The language policy of India provides guarantee to protect the linguistic minorities. Under the Constitution provision is made for appointment of Special Officer for linguistic minority with the sole responsibilities of safeguarding the interest of language spoken by the minority groups.

During the colonial rule the first linguistic survey was conducted during 1894 to 1928 by George A. Grierson that identified 179 languages and 544 dialects. Due to lack of trained personnel as linguists this survey had many deficiencies.

In the post-independence era Central Institute of Indian Languages (CIIL), based in Mysore was assigned to carry out an in-depth survey of languages. However this still remains incomplete.

In 1991 the Census of India listed 1576 mother tongues’ with separate grammatical structures and 1796 speech varieties that is classified as other mother tongues’.

Another unique feature of India is the concept of protecting the interest of children to get basic education in their mother tongue. The Constitution provides” it shall be the endeavour of every State and of every local authority within the state to provide adequate facilities for instruction in the mother tongue at the primary stage of education to children belonging to linguistic minority groups”.

Thus, even before the United Nations declared the International Mother Language Day (February 21) the founders of the Indian Constitution gave top priority to teaching in mother tongues’, enabling the child to develop its full potential.

This concept is in total agreement with the 2017 theme of United Nations World Mother Language Day “to develop the potential of multilingual education to be acknowledged in education, administrative systems, cultural expression and cyber space”.

In 1956 reorganisation of states in India was carried out with linguistic boundaries that had its own script. Sardar Vallabh Bhai Patel, the then home minister played key role in formation and amalgamation of states based on linguistic attributes.

The language policy of India has been pluralistic, giving priority to the use of mother tongue in administration, education and other fields of mass communication. The Language Bureau of Ministry of Human Resource Development is set up to implement and monitor the language policy.

Supporting the cause of promoting and conserving the language diversity in cyberspace, Union Minister of Electronic and Information Technology Ravi Shankar Prasad cautioned the Internet providers “the language of internet cannot be English and English alone. It must have linkages with the local and local means local languages. I appeal to make local languages available for more internet users”.

He said that the ministry has initiated Technology Development for Indian Languages with the objective of developing information processing tools and techniques to facilitate human machine interaction without language barrier, creating and accessing multilingual knowledge resources.

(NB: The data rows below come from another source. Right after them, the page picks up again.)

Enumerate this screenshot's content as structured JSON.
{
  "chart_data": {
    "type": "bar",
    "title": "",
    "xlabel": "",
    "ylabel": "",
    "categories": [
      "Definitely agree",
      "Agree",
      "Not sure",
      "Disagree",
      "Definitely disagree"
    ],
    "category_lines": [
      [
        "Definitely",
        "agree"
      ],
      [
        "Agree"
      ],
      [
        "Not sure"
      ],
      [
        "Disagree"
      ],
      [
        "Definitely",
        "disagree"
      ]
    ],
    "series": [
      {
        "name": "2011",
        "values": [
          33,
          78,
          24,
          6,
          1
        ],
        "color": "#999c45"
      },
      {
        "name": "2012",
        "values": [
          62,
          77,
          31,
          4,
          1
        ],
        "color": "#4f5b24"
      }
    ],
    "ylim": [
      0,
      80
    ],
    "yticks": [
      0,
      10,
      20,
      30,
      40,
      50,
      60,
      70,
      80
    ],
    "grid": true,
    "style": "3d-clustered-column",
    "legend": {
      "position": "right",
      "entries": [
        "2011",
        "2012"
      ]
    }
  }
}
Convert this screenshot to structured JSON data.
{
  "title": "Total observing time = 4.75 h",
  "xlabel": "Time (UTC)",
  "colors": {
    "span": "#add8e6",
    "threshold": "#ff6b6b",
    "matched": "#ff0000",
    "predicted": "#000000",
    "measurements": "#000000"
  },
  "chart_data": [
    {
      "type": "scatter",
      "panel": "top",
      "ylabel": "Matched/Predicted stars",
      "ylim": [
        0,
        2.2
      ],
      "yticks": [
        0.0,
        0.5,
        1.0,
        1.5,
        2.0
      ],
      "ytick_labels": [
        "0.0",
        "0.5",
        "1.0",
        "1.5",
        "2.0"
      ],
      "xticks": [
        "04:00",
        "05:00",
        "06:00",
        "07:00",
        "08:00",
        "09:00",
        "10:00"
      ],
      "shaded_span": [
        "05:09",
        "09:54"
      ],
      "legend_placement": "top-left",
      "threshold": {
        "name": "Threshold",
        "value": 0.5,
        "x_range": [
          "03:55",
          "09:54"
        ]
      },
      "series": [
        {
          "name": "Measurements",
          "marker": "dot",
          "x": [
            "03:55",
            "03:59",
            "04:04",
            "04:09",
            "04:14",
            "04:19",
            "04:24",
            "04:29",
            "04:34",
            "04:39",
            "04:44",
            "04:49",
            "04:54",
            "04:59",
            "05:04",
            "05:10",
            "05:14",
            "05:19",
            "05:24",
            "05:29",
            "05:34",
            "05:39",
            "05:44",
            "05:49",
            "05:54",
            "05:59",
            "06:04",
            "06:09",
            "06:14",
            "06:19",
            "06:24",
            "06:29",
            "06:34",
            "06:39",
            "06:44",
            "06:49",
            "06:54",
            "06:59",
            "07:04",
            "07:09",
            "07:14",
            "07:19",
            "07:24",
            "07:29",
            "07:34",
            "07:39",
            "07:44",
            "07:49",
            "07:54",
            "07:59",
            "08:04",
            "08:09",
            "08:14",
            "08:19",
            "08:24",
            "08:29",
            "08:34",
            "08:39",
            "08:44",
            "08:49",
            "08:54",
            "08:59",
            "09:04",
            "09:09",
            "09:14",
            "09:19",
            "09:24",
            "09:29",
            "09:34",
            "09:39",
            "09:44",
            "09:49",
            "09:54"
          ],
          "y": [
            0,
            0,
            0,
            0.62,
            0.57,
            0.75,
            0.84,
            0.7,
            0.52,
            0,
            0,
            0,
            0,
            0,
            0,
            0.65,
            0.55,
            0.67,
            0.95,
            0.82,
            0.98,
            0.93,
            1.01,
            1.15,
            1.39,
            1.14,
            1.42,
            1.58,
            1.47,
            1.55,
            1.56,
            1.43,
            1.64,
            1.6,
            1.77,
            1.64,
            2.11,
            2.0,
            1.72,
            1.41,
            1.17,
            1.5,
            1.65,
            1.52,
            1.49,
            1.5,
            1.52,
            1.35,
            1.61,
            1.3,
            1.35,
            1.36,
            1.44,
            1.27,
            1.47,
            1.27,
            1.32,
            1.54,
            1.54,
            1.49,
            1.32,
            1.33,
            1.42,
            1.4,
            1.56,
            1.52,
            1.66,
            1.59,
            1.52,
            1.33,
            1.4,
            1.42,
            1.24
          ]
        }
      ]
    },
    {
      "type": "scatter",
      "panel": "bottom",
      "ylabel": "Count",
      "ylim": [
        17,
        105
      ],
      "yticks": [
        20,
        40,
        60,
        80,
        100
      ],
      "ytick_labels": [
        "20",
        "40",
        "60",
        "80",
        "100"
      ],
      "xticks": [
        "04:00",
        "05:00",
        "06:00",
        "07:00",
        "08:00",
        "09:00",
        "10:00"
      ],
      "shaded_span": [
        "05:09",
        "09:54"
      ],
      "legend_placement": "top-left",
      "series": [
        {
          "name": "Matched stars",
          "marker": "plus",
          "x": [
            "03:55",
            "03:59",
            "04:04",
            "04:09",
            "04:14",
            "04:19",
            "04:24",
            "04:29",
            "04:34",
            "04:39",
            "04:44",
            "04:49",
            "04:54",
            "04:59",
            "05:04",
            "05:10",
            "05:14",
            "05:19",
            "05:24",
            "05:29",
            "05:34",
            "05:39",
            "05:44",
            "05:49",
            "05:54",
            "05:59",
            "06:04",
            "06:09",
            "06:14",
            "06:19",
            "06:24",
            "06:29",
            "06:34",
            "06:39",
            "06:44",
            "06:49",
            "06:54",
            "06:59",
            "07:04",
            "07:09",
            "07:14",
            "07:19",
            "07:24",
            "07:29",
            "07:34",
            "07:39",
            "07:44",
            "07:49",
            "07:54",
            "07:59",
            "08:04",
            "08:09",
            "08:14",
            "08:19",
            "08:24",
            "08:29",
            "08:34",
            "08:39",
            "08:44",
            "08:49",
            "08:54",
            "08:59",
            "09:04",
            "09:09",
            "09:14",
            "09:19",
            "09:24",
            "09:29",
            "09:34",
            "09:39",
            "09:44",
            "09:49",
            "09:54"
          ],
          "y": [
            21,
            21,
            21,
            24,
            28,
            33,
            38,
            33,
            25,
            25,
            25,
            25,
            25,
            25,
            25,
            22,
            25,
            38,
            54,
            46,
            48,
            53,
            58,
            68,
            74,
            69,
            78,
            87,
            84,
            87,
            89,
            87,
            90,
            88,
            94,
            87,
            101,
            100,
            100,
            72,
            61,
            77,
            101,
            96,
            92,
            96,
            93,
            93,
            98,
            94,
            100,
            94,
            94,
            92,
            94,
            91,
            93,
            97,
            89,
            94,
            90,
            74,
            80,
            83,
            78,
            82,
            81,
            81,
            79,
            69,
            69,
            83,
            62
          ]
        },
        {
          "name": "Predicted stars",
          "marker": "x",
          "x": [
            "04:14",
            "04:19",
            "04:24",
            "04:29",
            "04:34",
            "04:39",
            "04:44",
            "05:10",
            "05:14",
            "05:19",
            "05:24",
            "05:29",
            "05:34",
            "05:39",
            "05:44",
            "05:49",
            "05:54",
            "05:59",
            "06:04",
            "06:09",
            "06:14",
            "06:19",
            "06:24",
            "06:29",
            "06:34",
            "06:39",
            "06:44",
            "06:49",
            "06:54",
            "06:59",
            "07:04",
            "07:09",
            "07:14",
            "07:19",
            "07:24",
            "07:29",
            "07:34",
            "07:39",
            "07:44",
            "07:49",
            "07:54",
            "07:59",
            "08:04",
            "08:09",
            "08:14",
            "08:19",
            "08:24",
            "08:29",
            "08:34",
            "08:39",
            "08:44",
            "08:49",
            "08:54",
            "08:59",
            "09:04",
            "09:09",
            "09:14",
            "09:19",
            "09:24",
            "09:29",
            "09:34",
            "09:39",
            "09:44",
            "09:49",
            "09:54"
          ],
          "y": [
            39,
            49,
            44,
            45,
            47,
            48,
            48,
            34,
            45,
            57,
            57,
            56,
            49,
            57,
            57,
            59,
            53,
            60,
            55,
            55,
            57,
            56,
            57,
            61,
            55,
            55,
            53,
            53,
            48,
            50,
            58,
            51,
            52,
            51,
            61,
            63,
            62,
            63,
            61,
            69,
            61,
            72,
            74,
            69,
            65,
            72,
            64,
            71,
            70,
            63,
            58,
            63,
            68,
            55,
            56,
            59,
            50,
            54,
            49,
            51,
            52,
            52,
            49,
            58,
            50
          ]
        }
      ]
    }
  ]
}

The Government of India under the vision of digital India has mandated the mobile phones sold from July 2017 should support all Indian languages. This will pave way for bridging the digital divide, empowering one billion people who do not speak English with connectivity in their own languages. This will also enhance the capacity of large number people to be part of e-governance and e- commerce.

Despite these efforts by the central government minority languages are under threat of extinction due to multiple causes. In Andaman and Nicobar Islands, the death of Boa, the last speaker of Bo language is one of those instances that have led to extinction of Bo language with the history of 70000 years.

In recent years the language diversity is under threat as speakers of diverse languages are becoming rare and major languages are adopted after abandoning the mother tongues. The problem needs to be addressed at societal level, in which the communities have to take part in conservation of language diversity that is part of cultural wealth.